Estimated sum (seq): 42392944
Time taken for sequential implementation: 0.48s
Estimated sum (parallel): 42392944
Time taken for parallel implementation: 0.27s
My CPU has four logical cores (and I am using four threads), now I am wondering, would there be anyway to get four times better performance than the sequential implementation.

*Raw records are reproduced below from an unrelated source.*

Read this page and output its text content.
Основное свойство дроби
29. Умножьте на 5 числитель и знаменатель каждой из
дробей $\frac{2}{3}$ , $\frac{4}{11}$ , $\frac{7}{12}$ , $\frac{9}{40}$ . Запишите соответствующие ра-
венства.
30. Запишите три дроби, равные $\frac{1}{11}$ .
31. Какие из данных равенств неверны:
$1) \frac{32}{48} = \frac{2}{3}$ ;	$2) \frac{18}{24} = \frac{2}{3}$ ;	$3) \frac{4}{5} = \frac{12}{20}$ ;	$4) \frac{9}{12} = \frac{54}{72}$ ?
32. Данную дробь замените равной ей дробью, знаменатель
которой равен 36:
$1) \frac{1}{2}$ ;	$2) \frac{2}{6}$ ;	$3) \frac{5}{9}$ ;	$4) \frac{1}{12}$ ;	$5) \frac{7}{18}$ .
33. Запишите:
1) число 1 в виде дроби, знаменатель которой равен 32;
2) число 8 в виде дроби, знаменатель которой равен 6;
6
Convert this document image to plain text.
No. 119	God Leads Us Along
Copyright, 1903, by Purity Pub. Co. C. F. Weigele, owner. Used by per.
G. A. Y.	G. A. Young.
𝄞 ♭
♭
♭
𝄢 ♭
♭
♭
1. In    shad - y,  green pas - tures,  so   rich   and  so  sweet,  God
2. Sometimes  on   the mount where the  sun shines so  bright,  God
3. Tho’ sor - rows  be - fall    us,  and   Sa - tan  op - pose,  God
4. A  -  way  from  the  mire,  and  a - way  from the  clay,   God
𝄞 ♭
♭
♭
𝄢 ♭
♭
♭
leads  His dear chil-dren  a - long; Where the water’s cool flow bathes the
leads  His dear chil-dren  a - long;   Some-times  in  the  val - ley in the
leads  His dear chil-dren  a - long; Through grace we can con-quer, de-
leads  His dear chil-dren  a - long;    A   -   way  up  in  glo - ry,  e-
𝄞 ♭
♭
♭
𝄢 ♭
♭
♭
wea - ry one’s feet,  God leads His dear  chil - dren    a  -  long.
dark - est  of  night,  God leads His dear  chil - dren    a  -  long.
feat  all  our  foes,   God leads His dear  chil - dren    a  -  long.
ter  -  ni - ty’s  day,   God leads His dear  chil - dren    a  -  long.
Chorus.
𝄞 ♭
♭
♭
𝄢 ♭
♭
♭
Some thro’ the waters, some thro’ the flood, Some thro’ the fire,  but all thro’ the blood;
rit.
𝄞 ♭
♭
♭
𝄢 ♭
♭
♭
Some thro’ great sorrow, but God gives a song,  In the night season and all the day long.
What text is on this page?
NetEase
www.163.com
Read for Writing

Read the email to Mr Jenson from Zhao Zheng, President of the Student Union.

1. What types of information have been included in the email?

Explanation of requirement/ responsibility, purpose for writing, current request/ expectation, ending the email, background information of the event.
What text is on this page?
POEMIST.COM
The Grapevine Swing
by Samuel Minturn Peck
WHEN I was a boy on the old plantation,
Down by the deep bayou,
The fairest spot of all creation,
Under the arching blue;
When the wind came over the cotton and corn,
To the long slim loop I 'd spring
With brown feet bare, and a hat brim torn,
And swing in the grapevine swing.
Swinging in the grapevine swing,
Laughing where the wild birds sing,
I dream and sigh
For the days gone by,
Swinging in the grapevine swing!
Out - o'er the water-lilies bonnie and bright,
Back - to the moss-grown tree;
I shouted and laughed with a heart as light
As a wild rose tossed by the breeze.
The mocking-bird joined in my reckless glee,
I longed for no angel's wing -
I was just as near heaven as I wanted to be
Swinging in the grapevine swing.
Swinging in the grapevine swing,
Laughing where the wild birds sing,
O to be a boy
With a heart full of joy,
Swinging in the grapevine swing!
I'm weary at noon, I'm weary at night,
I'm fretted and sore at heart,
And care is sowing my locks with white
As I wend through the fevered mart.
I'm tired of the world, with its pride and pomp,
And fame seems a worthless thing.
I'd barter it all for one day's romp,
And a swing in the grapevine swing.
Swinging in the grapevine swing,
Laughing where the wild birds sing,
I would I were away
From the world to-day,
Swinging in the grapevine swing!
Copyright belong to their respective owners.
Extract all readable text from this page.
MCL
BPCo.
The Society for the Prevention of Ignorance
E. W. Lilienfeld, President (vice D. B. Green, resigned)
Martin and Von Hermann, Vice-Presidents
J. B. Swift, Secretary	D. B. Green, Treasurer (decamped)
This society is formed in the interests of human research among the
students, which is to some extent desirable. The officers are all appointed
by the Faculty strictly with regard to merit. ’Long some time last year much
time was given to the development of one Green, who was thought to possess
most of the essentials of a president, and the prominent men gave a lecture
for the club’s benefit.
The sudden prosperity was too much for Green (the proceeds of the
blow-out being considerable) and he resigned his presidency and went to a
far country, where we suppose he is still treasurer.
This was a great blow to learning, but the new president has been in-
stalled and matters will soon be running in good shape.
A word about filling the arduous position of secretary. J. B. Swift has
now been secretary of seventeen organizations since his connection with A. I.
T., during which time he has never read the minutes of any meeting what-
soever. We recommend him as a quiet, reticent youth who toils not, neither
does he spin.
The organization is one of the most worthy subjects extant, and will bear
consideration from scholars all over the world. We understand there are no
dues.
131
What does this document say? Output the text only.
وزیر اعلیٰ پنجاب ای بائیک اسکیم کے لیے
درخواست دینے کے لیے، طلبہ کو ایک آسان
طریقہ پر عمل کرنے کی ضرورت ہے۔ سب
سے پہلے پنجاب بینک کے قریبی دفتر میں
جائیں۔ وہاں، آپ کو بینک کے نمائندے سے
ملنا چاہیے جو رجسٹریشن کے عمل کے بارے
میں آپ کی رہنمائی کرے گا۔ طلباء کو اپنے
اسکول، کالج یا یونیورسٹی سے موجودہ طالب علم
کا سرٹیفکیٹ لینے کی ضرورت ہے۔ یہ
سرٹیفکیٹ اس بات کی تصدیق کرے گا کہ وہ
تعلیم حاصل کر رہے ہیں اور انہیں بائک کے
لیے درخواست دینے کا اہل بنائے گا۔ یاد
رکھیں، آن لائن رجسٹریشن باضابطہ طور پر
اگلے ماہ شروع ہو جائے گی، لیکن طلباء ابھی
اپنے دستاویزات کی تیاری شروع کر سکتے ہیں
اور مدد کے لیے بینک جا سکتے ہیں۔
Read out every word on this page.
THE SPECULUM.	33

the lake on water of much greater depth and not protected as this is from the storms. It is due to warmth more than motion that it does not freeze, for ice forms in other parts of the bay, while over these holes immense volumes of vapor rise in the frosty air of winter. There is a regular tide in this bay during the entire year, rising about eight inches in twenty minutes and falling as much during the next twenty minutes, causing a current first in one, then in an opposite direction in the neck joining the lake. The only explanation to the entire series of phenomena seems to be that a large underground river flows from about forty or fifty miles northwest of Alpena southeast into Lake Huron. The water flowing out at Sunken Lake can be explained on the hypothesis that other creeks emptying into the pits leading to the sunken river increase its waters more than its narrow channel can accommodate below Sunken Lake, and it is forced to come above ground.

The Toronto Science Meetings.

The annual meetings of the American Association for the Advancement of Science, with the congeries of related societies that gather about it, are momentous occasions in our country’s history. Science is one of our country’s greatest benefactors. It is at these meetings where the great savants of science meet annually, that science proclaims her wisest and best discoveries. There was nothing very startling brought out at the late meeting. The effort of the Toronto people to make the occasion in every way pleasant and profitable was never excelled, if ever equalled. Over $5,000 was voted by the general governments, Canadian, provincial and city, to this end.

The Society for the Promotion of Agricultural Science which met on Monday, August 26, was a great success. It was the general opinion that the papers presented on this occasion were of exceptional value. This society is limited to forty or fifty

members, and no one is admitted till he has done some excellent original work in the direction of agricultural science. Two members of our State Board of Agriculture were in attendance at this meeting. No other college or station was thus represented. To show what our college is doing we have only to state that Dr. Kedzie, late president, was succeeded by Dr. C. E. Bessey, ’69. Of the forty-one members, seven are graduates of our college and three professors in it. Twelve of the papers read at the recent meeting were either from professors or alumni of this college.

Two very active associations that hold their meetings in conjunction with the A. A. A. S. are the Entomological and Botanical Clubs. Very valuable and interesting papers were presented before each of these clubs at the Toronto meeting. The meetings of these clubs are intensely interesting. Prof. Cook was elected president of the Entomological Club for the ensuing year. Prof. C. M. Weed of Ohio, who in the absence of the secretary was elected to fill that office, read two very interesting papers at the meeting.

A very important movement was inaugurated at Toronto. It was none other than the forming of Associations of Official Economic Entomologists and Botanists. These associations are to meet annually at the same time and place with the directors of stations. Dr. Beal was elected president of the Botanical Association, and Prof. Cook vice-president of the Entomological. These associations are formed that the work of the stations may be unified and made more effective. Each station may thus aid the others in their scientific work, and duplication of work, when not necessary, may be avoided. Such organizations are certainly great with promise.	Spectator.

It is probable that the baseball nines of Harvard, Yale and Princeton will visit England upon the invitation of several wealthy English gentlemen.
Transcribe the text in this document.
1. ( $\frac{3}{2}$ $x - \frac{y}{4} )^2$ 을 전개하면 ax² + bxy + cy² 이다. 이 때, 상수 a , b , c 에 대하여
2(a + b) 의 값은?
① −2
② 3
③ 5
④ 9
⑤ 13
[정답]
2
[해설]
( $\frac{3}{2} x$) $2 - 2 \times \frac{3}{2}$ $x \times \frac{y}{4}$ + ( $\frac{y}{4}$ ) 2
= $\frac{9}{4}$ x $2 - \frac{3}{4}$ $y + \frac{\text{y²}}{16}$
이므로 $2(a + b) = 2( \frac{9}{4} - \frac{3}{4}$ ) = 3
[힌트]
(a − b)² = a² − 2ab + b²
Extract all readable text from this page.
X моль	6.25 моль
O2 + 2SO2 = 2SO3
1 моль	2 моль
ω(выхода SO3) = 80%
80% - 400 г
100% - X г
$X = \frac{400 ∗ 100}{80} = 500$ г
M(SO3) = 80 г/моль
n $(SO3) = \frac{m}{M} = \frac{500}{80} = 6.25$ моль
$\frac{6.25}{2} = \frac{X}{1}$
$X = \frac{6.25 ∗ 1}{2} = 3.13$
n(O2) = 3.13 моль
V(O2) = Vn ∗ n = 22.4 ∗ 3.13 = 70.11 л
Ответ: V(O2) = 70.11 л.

I see a different problem here when my map of vectors test_map is short, but fat at each level, i.e., the map size is small and but the vector size at each of the keys is very large. In such a case the performance of sequential and parallel implementations are comparable, without much difference. It seems like we need to parallelize inner loops too. Do you know how to achieve it in this context?